Thursday, October 16, 2014

Bless you, teacher!


Terence McKenna & Mark Pesce – Techno-Pagans at the End of History. This is a picture I took of Terence, the only time I saw him up close, at Esalen in August 1998. He had not yet discovered the tumor that was at that moment growing in his brain, the tumor that would take his life, after experimental cancer treatment, and a shitload of hashish, in April 2000. I had just discovered him a couple of months before, shelving BLs (mostly gorgeous books in Hebrew with color splashed, dappled edges, far too many to fit on the shelves) in a library at Stanford University, when I espied a strangely hued paperback with a wacky cover, The Archaic Revival: Speculations on Psychedelic Mushrooms, the Amazon, Virtual Reality, UFOs, Evolution, Shamanism, the Rebirth of the Goddess, and the End of History (a collection of essays from various publications), a book that completely changed my life, and goes on changing it every day. Miss you, Terence!

Because of you, I've made so many friends, and grown so much professionally. I've gotten to know your lovely family. Because of you, I got tenure as a librarian, and collected over a 1,000 books on psychedelics and cannabis. Because of you, I've started on a quest that has already taken me very far, and is still gathering momentum. Bless you, teacher! 

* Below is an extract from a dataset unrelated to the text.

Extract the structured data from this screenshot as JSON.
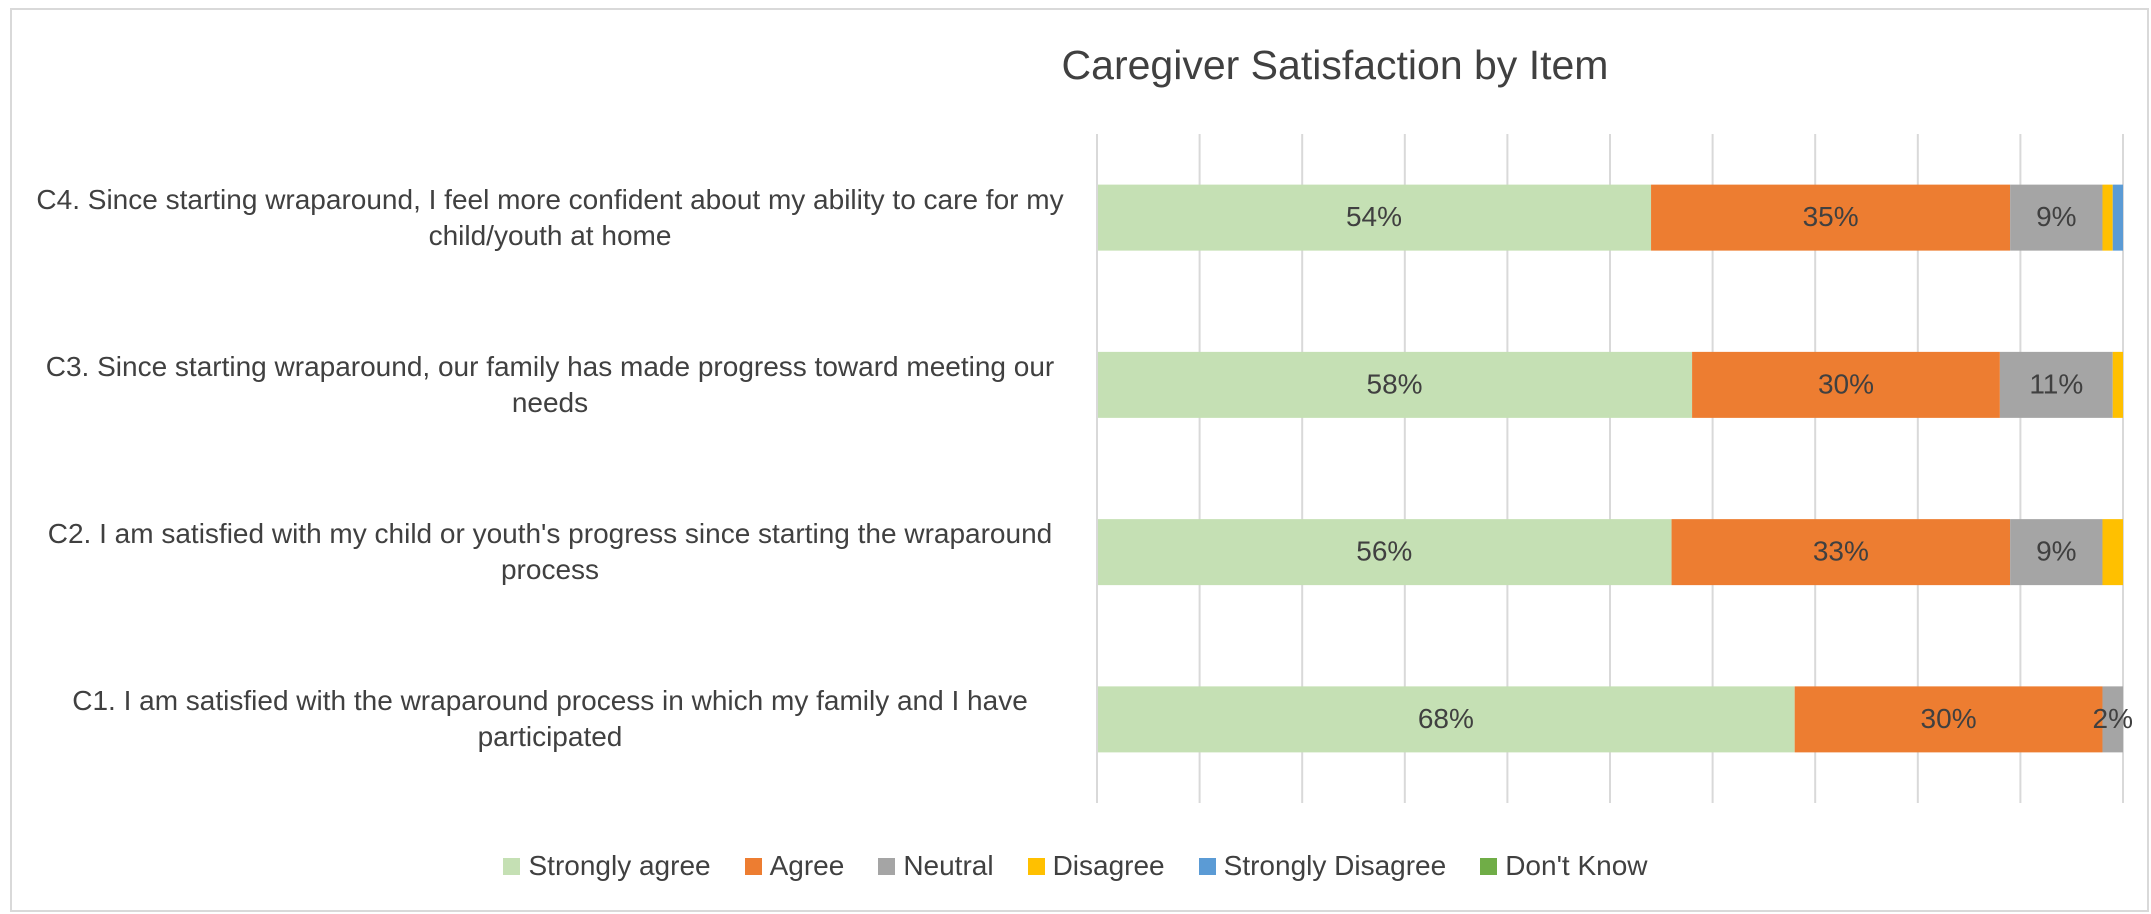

Of course, I also miss Mark, but that's a different story. He's alive and well and living on the other side of the Equator and the Date Line, and even when he's here, I don't see him any more.

Lovers in the garden

My parents, Bibi and John, almost swallowed by the foliage on the larger of two bridges over the pond in Claude Monet's fabulous garden. A bridge depicted in so many paintings, paintings of which my parents were, who isn't?, very fond. 

All those water lilies, colors, reflections, light. All the dreamy, nameless, but very specific, sensations available in that garden, that Monet has planted in so many imaginations, forever. And there they were, on their last voyage together in France, in August 2000. 

They've both left this garden, in two different Augusts, since then, but their ashes are side by side at home in Malibu, and if there's any justice for lovers, their spirits are still side by side, in a garden, filled with light, to which we'll all return

Somewhere behind California Street

Here's me, in my work uniform as a student at UCSC in the very late 1970s, in my busy, ramshackle, noisy/noisome, student-infested, off-street love nest ostensibly addressed "California Street." Many memories made here, as I moved from apartment to apartment, bed to bed, affair to affair, and still wound up being lonely and depressed most of the time, before I dropped out. Totally my own fault for not grabbing (both literally and metaphorically) all the drugs, good times, gusto and ass flung my way. Not that I didn't make friends (one to this day), make love and waste time with the best of them, just on a smaller scale.

Irritated all, disappointed many, ignored some, impressed a couple, and got to know too few of the other inmates. Heard everyone do everything at all times of day or night, there being naught but black plastic sheeting between ill-fitting planks lining the halls full of terrarium carpeting. The building was perfectly sprung for amplifying the weakest temblor, and I felt them all, rocking me to sleep, rocking me awake, and just rocking us in flagrante delicto. Salad days, and most of that from the dumpsters downtown. I'd only trade these memories for better ones of things I never tried.

Portrait of the artist

Here's a portrait of the artist as a young man, visible only as the shadow of the photographer on a bright autumn day. I vaguely remember the Brownie style camera, its airy heft, looking through the viewfinder, the plastic clicks of cocking the shutter, of taking a photo.

Here are Mark and Matthew, comrades in arms, guns at the ready, taking a break from patrolling the 3600 block of S Street, N.W., Washington D.C., a neighborhood I later learned was called Burleith, just uphill from Georgetown, and a short walk west of Dumbarton Oaks and the Naval Observatory. I was only two blocks from Kindergarten, and I came back across town years later to attend Gordon Junior High, another block east.

I remember the alley behind the houses where I searched for treasure in the cracks, a natural occupation for a child who always kept his head down. Washers, bolts, springs, and other wayward hardware, the occasional penny. Potential untapped. Mine to keep.

I remember the fragrant wisteria climbing a tree high into the cloud-strewn welkin, distant and cerulean. The shining realm to which I longed to escape, eyes straining to glimpse the path to safety, to glory, to my real home. The mourning doves who, alone, knew my sadness in exile, and returned my plaintive whistle.

Just out of the frame, up the walk, the sturdy wooden door, locked, the pyracanthas standing mute sentry before the bricks. The house, silent and dark. And I, keyless and home too soon, sink into despair at this, the emblem of my young life.